Greece tops the chart, with 91 per cent of the population believing that automation will ‘definitely' or ‘probably' replace many jobs currently done by humans in the next 50 years. Japan (89 per cent) and Canada (84 per cent) came next, although most of those respondents thought that it was ‘probably' likely. After Greece (52 per cent), the ‘definitely' countries were South Africa (45 per cent) and Argentina (40 per cent).
Last month we covered the news, from Skybox Security, that companies in EMEA are among the most wary of automation.
Some countries are already adopting process automation in a big way. South Korea has more than 600 installed robots for every 10,000 human workers in the manufacturing industry - the world's largest user of robotics. Japan and the USA have more than 300 and 200 per 10,000, respectively.
The USA was the country where people were most sceptical about robots replacing humans: only 15 per cent thought it ‘definitely' likely.
Profit maximisation and labour costs are helping to drive the adoption of automation. After the significant initial cost, Pew says that robots cost only around $4 an hour to run, compared to $49 for a human in Germany or $36 in the USA.
The majority of people in each country surveyed believe that workers will be worse off and that inequality will escalate (more than 70 per cent in all countries apart from Italy and Poland) in line with automation adoption.
Few people expect technological advances to create new, better-paying roles: only Canada came close to half of the population believing this (47 per cent). In other countries, only around a third of respondents shared this belief.
People who are pessimistic about the current state of the economy were also found to be more likely to have a negative view of automation.

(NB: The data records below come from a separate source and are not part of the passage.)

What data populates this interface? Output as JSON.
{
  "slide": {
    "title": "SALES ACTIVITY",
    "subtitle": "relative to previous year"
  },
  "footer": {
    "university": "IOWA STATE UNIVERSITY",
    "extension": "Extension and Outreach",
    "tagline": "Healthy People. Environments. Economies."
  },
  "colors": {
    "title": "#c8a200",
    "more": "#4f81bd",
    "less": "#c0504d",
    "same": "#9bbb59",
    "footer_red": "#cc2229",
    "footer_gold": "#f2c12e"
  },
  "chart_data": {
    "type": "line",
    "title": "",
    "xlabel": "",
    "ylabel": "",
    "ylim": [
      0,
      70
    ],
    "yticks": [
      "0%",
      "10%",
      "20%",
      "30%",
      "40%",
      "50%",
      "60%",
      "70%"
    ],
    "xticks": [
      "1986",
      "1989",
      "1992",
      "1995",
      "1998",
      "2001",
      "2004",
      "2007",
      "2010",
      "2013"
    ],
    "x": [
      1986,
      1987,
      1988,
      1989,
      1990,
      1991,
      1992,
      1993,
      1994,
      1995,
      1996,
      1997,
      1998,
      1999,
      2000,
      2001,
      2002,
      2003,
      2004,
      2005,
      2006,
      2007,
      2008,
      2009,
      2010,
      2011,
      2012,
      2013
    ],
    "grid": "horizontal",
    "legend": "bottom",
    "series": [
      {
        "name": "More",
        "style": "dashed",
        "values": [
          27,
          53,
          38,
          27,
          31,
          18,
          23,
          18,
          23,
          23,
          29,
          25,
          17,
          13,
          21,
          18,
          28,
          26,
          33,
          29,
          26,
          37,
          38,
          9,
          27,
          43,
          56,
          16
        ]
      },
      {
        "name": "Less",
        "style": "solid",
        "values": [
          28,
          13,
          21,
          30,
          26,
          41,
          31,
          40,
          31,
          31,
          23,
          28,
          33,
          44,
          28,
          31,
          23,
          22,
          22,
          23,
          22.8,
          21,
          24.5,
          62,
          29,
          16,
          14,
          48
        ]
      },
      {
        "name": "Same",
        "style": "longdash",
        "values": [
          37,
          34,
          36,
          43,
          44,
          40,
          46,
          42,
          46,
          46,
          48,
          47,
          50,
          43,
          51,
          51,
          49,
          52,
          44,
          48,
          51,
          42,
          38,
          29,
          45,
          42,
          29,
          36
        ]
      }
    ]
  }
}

Respondents feel that it is up to government, schools and individuals to ensure that the workforce is prepared for automation. Only in the USA, where personal responsibility is given great weight, did less than half of the population (35 per cent) think that the government should be involved. Conversely, respondents in the USA share the highest belief (72 per cent) - with Argentina - that it is up to individuals to prepare themselves.